Aunque no es habitual en América del Norte, la ardilla es un plato de caza exquisito y aceptado en regiones de Europa. Con un sabor reminiscentes al pato, es perfecta para cocineros aventureros que buscan innovar [fuente:Spieler]. Sorprenderá a tus comensales y los dejará pidiendo más. Sigue estos consejos expertos y domina dos recetas auténticas de ardilla.
- Ardilla frita: Ideal para acampadas en el bosque, esta receta rápida proporciona energía y proteínas esenciales. Pela y trocea la ardilla en porciones pequeñas. Rebózala en una mezcla de harina, sal, pimienta y ajo en polvo. Fríela en sartén con aceite vegetal caliente hasta que quede crujiente y dorada por fuera [fuente:Missouri]. Perfecta para recargar fuerzas en la naturaleza.

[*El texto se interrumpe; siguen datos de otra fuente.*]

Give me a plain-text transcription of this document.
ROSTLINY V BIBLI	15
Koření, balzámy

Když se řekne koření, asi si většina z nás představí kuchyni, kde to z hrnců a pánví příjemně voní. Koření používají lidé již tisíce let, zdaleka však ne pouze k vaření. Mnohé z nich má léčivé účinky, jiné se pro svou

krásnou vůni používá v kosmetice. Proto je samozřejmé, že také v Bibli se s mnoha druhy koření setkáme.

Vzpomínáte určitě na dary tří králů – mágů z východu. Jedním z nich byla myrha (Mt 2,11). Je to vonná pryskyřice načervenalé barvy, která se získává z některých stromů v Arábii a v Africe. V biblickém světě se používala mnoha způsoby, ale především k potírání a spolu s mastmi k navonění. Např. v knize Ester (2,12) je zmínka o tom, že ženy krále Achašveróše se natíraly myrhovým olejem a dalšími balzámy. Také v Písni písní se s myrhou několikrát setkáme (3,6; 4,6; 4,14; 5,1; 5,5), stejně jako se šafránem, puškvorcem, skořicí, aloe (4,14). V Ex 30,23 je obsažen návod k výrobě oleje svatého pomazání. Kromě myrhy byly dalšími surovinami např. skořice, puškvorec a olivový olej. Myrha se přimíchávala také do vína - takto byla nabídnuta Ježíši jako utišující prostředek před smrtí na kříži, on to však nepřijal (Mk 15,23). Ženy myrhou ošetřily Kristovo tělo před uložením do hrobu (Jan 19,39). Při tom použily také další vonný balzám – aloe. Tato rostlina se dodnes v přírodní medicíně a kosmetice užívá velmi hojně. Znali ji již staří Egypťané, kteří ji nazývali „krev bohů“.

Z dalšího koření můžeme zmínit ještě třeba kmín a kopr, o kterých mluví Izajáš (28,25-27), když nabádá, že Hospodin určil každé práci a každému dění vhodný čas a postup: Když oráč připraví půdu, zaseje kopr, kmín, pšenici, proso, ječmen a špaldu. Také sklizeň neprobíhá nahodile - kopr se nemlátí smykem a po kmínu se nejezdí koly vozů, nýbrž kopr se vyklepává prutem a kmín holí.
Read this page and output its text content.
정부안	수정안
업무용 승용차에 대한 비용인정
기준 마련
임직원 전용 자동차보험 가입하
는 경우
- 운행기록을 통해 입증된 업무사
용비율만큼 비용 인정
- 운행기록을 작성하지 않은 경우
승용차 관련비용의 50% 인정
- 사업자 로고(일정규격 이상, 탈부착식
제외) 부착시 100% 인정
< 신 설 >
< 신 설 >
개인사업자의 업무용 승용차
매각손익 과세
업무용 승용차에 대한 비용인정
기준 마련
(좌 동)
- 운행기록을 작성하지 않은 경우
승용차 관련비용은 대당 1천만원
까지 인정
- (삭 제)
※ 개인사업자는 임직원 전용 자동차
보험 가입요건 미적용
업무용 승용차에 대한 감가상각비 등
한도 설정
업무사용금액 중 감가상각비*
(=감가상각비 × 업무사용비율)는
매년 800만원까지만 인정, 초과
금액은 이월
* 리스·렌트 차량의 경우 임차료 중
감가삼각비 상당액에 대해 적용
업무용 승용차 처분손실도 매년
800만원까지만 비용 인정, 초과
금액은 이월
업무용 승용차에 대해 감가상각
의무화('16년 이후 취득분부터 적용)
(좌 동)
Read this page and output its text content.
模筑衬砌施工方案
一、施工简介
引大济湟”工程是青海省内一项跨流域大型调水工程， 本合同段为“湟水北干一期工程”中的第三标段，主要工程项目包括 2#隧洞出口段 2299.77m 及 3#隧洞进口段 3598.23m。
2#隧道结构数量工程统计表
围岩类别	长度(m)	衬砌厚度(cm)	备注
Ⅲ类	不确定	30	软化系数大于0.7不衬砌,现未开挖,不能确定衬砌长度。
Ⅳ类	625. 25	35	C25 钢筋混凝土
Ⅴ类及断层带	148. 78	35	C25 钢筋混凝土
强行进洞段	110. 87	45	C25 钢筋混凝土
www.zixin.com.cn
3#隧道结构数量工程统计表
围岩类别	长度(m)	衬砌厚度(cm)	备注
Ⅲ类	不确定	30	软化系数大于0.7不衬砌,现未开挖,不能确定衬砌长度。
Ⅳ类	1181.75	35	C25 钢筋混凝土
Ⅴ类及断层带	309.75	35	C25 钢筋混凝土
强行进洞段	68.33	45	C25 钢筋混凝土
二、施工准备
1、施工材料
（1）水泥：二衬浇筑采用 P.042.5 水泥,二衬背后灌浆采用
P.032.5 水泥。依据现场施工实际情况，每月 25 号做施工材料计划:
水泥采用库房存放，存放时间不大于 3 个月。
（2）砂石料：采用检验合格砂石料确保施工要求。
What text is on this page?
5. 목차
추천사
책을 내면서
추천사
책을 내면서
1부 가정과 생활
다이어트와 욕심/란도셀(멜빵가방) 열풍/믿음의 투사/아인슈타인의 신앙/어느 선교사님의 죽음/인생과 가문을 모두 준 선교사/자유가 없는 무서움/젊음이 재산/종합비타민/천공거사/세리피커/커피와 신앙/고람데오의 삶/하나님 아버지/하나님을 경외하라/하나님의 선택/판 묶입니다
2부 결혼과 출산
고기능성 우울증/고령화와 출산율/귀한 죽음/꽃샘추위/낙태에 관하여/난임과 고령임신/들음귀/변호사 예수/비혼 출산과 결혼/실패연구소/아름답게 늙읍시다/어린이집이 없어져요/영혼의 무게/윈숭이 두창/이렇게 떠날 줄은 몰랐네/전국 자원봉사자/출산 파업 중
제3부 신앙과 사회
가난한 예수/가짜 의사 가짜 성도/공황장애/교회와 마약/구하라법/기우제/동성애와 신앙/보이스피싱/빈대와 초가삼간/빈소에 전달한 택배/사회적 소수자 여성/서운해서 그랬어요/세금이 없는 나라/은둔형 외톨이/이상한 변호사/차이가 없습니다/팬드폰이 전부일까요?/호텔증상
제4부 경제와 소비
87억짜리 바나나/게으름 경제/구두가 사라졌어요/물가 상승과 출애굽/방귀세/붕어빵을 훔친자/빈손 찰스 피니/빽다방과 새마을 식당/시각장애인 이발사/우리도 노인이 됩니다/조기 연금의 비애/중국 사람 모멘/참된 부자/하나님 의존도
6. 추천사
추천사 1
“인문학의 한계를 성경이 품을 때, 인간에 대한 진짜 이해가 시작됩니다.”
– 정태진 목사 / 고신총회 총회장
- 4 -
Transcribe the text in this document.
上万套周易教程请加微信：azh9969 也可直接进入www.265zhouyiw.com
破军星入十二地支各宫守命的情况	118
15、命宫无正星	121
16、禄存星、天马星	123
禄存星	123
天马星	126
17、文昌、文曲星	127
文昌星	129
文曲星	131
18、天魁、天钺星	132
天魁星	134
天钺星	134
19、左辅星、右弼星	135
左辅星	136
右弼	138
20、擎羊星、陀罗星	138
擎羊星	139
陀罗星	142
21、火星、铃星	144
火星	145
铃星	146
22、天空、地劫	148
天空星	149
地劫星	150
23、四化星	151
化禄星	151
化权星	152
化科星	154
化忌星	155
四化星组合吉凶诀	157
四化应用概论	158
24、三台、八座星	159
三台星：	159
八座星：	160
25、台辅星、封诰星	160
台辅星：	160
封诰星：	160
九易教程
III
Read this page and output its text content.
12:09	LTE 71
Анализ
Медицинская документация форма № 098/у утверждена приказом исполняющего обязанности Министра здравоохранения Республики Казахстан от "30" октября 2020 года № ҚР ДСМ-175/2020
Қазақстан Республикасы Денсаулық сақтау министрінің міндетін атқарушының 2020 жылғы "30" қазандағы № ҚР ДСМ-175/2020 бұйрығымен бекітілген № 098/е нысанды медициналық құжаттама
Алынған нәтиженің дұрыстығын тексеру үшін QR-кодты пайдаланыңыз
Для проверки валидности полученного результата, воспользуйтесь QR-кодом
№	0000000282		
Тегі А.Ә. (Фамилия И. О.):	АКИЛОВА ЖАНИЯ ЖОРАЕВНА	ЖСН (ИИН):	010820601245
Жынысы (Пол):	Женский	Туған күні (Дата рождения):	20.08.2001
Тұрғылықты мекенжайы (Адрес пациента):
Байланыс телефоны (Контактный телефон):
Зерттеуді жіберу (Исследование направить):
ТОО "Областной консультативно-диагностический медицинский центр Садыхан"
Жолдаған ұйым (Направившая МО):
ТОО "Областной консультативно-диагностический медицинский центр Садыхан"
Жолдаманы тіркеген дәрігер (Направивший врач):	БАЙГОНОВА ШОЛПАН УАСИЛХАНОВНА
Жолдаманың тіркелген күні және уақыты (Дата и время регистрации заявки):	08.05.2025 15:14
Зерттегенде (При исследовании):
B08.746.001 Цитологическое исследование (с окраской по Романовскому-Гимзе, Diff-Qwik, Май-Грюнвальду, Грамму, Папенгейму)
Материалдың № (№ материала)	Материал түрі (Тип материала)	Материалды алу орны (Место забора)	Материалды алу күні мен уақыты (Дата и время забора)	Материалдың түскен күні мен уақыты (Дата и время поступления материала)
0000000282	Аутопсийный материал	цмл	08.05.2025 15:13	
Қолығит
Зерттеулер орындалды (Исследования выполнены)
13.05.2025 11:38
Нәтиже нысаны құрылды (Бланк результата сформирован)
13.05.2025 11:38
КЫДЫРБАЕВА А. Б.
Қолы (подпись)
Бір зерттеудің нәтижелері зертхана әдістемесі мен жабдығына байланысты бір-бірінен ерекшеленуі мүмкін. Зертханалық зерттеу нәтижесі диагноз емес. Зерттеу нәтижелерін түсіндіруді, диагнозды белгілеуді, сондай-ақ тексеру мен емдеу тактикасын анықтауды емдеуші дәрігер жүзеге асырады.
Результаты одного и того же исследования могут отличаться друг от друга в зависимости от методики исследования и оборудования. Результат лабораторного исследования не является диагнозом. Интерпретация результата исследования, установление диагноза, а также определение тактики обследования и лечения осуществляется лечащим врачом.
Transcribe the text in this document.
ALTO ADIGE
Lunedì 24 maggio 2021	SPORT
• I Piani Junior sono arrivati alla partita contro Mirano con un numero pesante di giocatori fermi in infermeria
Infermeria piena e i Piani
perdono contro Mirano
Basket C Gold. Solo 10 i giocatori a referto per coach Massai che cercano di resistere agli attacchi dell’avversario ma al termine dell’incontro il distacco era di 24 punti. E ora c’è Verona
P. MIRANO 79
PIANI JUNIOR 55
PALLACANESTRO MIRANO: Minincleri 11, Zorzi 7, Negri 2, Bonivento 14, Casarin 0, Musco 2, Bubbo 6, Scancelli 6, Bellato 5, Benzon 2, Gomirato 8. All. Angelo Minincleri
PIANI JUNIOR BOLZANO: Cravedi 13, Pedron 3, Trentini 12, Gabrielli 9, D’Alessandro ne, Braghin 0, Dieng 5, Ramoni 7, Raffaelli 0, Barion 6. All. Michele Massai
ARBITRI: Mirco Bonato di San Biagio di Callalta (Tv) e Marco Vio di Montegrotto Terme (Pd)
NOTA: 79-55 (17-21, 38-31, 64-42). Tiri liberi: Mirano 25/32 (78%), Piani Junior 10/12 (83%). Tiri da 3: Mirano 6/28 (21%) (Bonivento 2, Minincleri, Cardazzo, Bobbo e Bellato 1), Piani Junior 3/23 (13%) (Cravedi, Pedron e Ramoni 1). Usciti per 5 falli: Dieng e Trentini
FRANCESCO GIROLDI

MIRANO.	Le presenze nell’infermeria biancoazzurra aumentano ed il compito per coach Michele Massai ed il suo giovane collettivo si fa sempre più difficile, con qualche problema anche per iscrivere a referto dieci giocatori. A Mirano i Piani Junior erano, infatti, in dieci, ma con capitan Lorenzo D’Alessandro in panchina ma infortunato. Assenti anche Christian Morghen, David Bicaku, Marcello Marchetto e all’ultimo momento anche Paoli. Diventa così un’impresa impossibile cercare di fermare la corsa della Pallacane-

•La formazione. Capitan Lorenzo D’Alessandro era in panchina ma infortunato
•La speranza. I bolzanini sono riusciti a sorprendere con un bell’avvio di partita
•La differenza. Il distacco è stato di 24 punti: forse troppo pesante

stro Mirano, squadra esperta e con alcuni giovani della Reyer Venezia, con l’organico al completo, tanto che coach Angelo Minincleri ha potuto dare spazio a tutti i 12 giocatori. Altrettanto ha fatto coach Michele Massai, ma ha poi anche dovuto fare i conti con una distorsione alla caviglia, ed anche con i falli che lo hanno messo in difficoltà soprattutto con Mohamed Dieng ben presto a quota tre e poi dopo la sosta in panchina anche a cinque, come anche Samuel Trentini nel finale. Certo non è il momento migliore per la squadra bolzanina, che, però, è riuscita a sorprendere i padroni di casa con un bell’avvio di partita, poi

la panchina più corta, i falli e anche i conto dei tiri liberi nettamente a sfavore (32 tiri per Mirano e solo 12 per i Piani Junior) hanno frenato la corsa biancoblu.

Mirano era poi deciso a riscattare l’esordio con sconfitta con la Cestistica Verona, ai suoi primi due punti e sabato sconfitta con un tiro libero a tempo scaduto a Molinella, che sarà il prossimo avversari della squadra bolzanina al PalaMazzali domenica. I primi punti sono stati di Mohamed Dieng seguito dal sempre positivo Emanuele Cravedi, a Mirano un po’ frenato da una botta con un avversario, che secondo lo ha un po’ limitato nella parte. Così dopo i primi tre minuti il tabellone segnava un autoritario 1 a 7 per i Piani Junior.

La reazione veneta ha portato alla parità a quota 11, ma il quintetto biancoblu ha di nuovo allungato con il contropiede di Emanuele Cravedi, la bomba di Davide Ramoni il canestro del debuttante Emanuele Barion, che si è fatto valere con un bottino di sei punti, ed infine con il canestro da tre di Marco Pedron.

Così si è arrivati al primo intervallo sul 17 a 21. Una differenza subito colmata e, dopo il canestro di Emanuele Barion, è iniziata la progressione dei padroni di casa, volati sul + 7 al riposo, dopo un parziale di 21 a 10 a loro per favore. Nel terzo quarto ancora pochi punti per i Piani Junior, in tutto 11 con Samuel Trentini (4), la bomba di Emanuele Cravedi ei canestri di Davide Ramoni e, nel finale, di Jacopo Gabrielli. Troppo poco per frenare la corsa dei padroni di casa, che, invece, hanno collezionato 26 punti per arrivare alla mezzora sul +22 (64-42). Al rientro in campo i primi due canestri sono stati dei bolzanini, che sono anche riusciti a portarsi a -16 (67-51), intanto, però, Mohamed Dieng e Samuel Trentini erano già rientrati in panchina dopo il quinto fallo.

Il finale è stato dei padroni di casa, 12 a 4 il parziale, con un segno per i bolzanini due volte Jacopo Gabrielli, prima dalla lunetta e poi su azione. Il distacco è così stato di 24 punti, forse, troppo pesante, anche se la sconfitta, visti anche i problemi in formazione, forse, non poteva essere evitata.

- Pastel de ardilla: Una versión sabrosa del clásico pastel casero. Forra un molde con masa salada favorita. Coloca trozos de ardilla cocida en el fondo, añade maíz, guisantes, cebolla, patatas hervidas y judías [fuente:Missouri]. Cubre con otra capa de masa, haz pequeños orificios para ventilar y hornea a 220°C (425°F) durante 30-35 minutos hasta dorar.